Son ay içerisinde sadece madeni elemanların değil, insanlarında metal yorgunluğuna duçar olacağının sesli uyarılarını almış olduk. Özellikle yerel yönetimlerde görev yapan siyasilerde bu patolojinin ağırlıklı olarak görülmekte olduğunu ülkemizin en yetkili ağzından duyunca, eyvah dedim kendi kendime. Anlı şanlı siyasetçiler böyle şifa bulmaz bir hastalığın pençesine düşmüş ise, asgari ücretle ailesini sırtlamak zorunda olan yurdum insanları da herhalde bu şifa bulmaz salgının çoktan etkisinde kalmıştır diye düşünmem, böylece başladı. Keza bendeniz gibi gariban emekliler için ise metal yorgunluğu herhalde ölümcül bir tablodur demem de bundandır!
Anlayabildiğim kadarı ile sürekli kafaca ve bedence çalışarak yandaş iş insanları için rant sağlayacak imar planları yapmak zorunda kalan ve de yıllar boyu aynı masada oturarak ve penceresinden aynı manzarayı izleyerek kupon arsaları nasıl üleştireceğine karar vermekte zorlanan sevgili belediye başkanlarımız, izlediğimiz kadarı ile metal yorgunluğunun ilk kurbanları oluyorlar. Ruh ve beden yorgunlukları sonucu adına performans denen verimlilikleri azalıyor ve muhatap oldukları müteahhitlere ve onlara yardımcı olmak çabasındaki diğer siyasilere yeterince olumlu hizmetler sunamıyorlar.

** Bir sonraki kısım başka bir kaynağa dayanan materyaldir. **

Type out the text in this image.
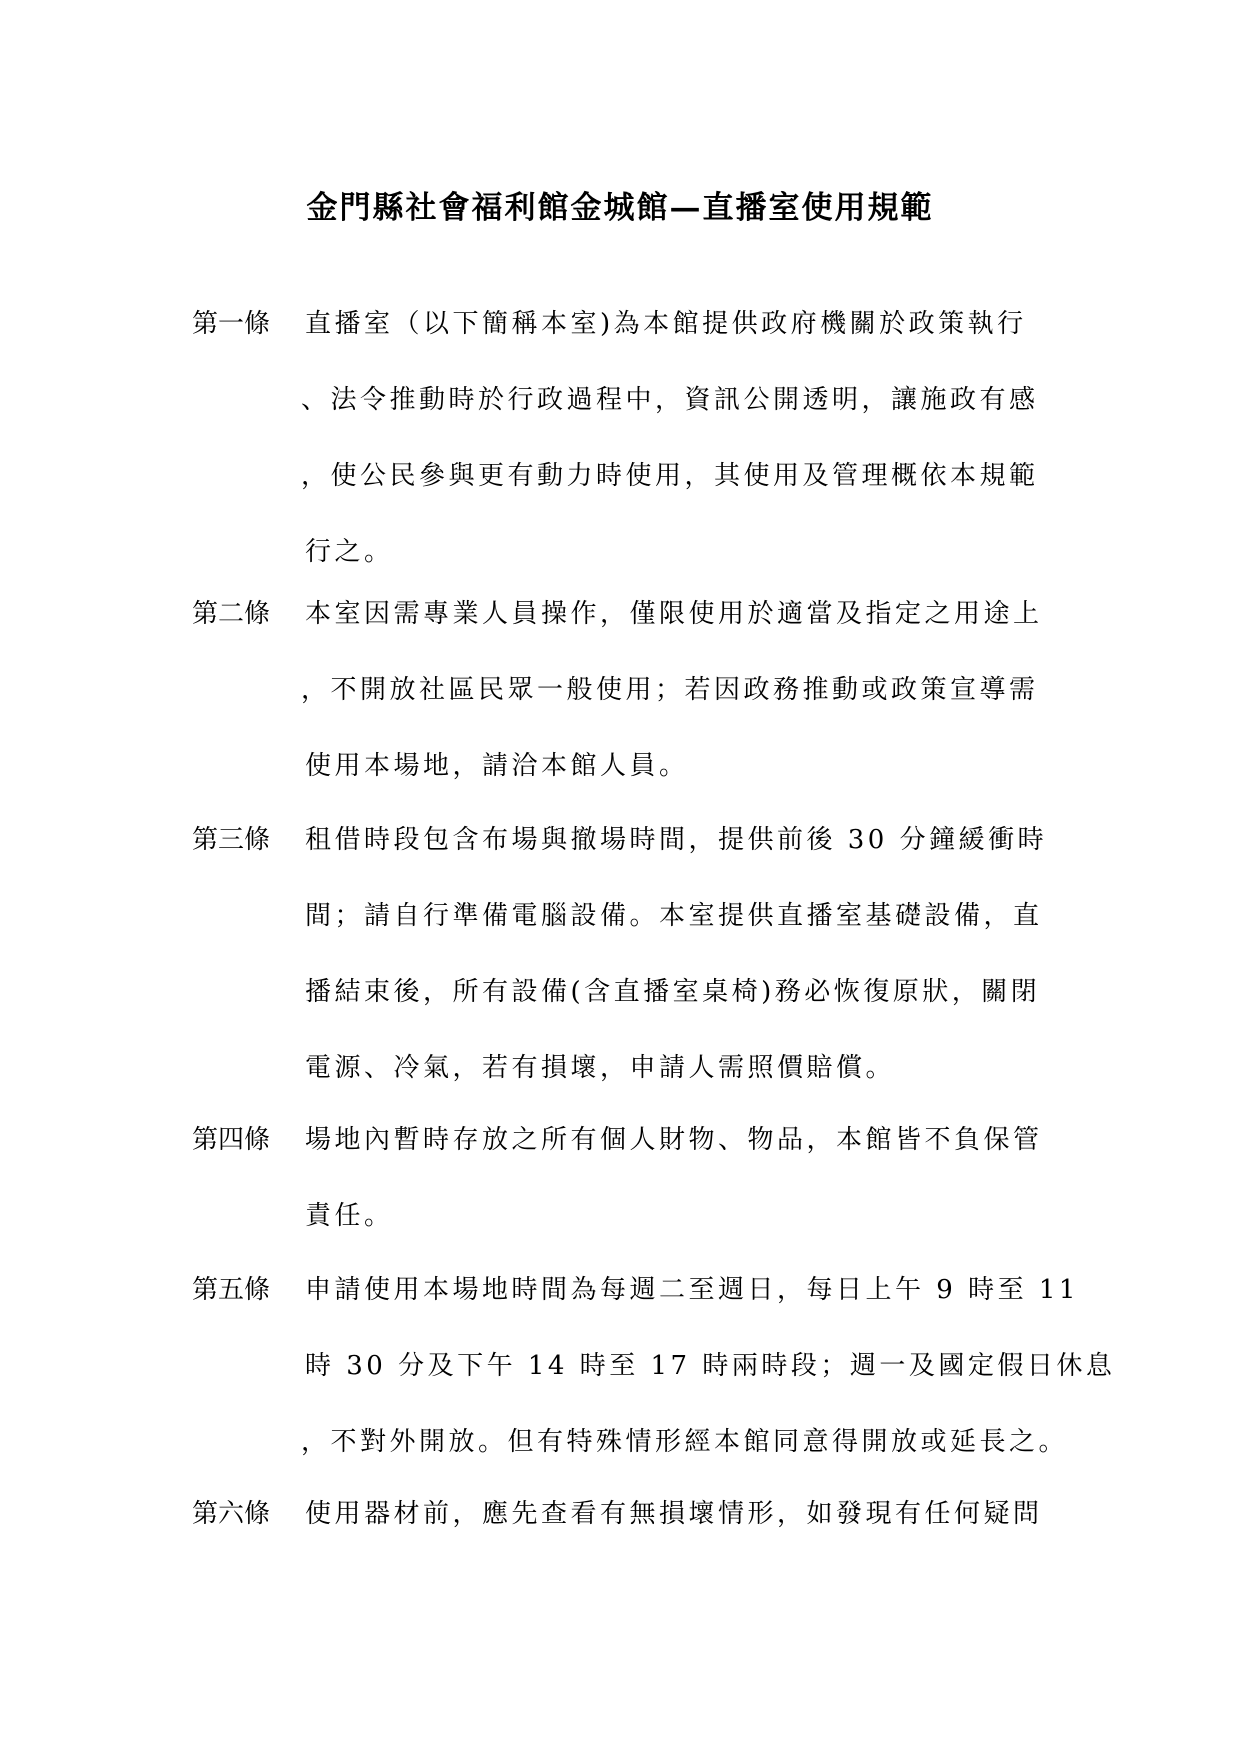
金門縣社會福利館金城館—直播室使用規範
第一條 直播室（以下簡稱本室)為本館提供政府機關於政策執行
、法令推動時於行政過程中，資訊公開透明，讓施政有感
，使公民參與更有動力時使用，其使用及管理概依本規範
行之。
第二條 本室因需專業人員操作，僅限使用於適當及指定之用途上
，不開放社區民眾一般使用；若因政務推動或政策宣導需
使用本場地，請洽本館人員。
第三條 租借時段包含布場與撤場時間，提供前後 30 分鐘緩衝時
間；請自行準備電腦設備。本室提供直播室基礎設備，直
播結束後，所有設備(含直播室桌椅)務必恢復原狀，關閉
電源、冷氣，若有損壞，申請人需照價賠償。
第四條 場地內暫時存放之所有個人財物、物品，本館皆不負保管
責任。
第五條 申請使用本場地時間為每週二至週日，每日上午 9 時至 11
時 30 分及下午 14 時至 17 時兩時段；週一及國定假日休息
，不對外開放。但有特殊情形經本館同意得開放或延長之。
第六條 使用器材前，應先查看有無損壞情形，如發現有任何疑問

Bu durum yetmezmiş gibi, kenarına iliştikleri masanın maddi ve manevi getirisinden ötürü yüklüce kibir biriktiriyor ve bu başarılarını o makama sahip olmalarının olanaklarından değil, kıymet -i harbiyesi kendilerinde menkul kişisel yeteneklerinden aldıkları zaafı ile tıkırdamaya başlıyorlar. 

Al sana metal yorgunluğu!

Tüm bunlar yetmezmiş gibi kişisel ego şişmeleri sonrası bir de sayın ve her şeye kadir lidere ters düşünce de, yandı gülüm keten helva! Uygarlık göstererek, kırk katır mı, yoksa kırk satır mı diye sormayan değerli lider, tek şey istiyor metal yorgunluğunu iyileştirmek için; istifa! Memleketimden siyasi görüntüler günler boyu böyledir sevgili okurlarım. AK-ŞAKA olarak bu gelişmelere bakınca, ister istemez özeleştiri yapmak zorunda kaldığımdan sizlerle sorunumu içtenlikle paylaşmak üzere bu yazıyı hazırlıyorum. 

İtiraf ediyorum; bende de metal yorgunluğu vardır!

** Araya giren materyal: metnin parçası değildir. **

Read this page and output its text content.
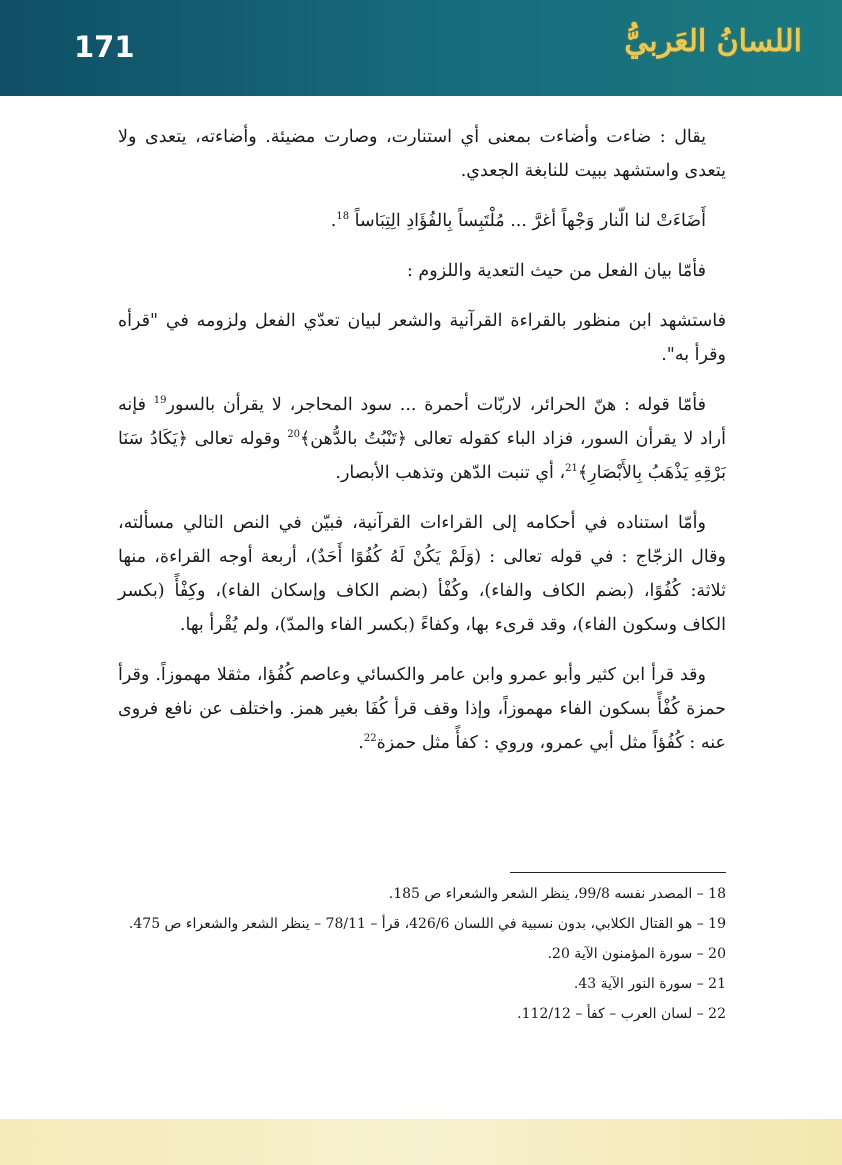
171	اللسانُ العَربيُّ

يقال : ضاءت وأضاءت بمعنى أي استنارت، وصارت مضيئة. وأضاءته، يتعدى ولا يتعدى واستشهد ببيت للنابغة الجعدي.

أَضَاءَتْ لنا الّنار وَجْهاً أغرَّ ... مُلْتَبِساً بِالفُؤَادِ الِتِبَاساً $^{18}$.

فأمّا بيان الفعل من حيث التعدية واللزوم :

فاستشهد ابن منظور بالقراءة القرآنية والشعر لبيان تعدّي الفعل ولزومه في "قرأه وقرأ به".

فأمّا قوله : هنّ الحرائر، لاربّات أحمرة ... سود المحاجر، لا يقرأن بالسور$^{19}$ فإنه أراد لا يقرأن السور، فزاد الباء كقوله تعالى ﴿تَنْبُتُ بالدُّهن﴾$^{20}$ وقوله تعالى ﴿يَكَادُ سَنَا بَرْقِهِ يَذْهَبُ بِالأَبْصَارِ﴾$^{21}$، أي تنبت الدّهن وتذهب الأبصار.

وأمّا استناده في أحكامه إلى القراءات القرآنية، فبيّن في النص التالي مسألته، وقال الزجّاج : في قوله تعالى : (وَلَمْ يَكُنْ لَهُ كُفُوًا أَحَدٌ)، أربعة أوجه القراءة، منها ثلاثة: كُفُوًا، (بضم الكاف والفاء)، وكُفْأ (بضم الكاف وإسكان الفاء)، وكِفْأً (بكسر الكاف وسكون الفاء)، وقد قرىء بها، وكفاءً (بكسر الفاء والمدّ)، ولم يُقْرأ بها.

وقد قرأ ابن كثير وأبو عمرو وابن عامر والكسائي وعاصم كُفُؤا، مثقلا مهموزاً. وقرأ حمزة كُفْأً بسكون الفاء مهموزاً، وإذا وقف قرأ كُفَا بغير همز. واختلف عن نافع فروى عنه : كُفُؤاً مثل أبي عمرو، وروي : كفأً مثل حمزة$^{22}$.

18 – المصدر نفسه 99/8، ينظر الشعر والشعراء ص 185.

19 – هو القتال الكلابي، بدون نسبية في اللسان 426/6، قرأ – 78/11 – ينظر الشعر والشعراء ص 475.

20 – سورة المؤمنون الآية 20.

21 – سورة النور الآية 43.

22 – لسان العرب – كفأ – 112/12.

Dikkatinizi çekmiştir, birkaç ay önceye kadar hemen hemen hiç aksatmadan haftanın beş günü sizlere iyi veya kötü yazılarımı sunardım. Ama artık köşemin boş kaldığını izliyorsunuz ve hatta bazı kadirşinas okurlarımın sorduğu gibi artık yazı yazmayı bıraktın mı diye uyarılarla da karşılaşıyorum. Hayır, yazı yazmaktan vaz geçmedim, ancak kişisel metal yorgunluğum nedeni ile yazılarımı azaltmak zorunda kaldım.

Eskiden her gün düzenli yazarken, hatta bazen bir güne birkaç yaz
ı sıkıştırırken, şimdi haftada bir veya iki yazıyı zor yazıyorum. Nedeni ise artık bellidir, metal yorgunluğum var!

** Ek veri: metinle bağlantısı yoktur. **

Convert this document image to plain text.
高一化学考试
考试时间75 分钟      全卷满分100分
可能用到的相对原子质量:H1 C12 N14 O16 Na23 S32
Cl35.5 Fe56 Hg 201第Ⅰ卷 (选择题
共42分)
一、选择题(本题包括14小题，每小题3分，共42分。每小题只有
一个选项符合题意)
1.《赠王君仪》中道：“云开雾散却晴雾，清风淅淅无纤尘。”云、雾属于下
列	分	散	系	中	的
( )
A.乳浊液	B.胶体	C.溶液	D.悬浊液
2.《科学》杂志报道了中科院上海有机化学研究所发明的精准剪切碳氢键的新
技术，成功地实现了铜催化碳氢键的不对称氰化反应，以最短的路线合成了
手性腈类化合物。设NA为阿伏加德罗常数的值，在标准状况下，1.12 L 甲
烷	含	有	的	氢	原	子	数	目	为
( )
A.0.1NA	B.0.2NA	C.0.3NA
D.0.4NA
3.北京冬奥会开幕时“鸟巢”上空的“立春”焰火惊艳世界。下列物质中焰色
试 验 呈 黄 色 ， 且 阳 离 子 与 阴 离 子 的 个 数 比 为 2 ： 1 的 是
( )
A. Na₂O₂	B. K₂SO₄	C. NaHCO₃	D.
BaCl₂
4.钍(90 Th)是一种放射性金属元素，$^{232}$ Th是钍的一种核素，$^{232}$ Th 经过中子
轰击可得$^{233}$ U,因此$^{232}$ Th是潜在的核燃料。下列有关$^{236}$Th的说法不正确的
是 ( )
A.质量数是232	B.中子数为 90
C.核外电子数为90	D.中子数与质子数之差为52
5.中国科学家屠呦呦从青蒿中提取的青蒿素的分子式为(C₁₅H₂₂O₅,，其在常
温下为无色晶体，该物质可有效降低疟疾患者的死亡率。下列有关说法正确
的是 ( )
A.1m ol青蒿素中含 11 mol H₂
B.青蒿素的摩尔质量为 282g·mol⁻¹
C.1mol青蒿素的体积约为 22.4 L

Sanıyorum kısa bir süre sonra ilgi duyacak okurlarımla paylaşacağım bir kitap için birkaç ay süren yoğun uğraşı sonucu benim iç dünyam da yoruldu ve metal yorgunu bir makine aksamı gibi tıkırdamaya başladım. Bu nedenle de kafamı yeterince toparlayarak bir yazı konusuna yoğunlaşmakta zorlanıyorum. Ama bu durumun kısa süre sonra toparlanacağını ve beyin loplarımda bir değişmeye gerek olmadan tekrar eski düzene kavuşacağımı umuyorum. Zaten titremeye başlayan bıngıldaklarımdan bu muştuyu da algılıyorum.
Son bir beklentim ise Ankara’nın Belediye Başkanı Melih Gökçek’in istifası sonrası ortaya çıkacak ruh halini izlemekten geçiyor. Umarım Ankara’nın bu ikinci kurtuluşu sonrası güzel günler ortaya çıkar ve ben de moral bularak kişisel metal yorgunluğumu aşmış olurum!

Kısadan hisse: Karacaoğlan, aşağıdaki dizeleri metal yorgunluğuna duçar olacak belediye başkanlarını düşünerek yazmıştır sanırım;

“Yürü bre yalan dünya / Sana konan göçer bir gün /
İnsan bir ekine misal / Seni eken biçer bir gün!”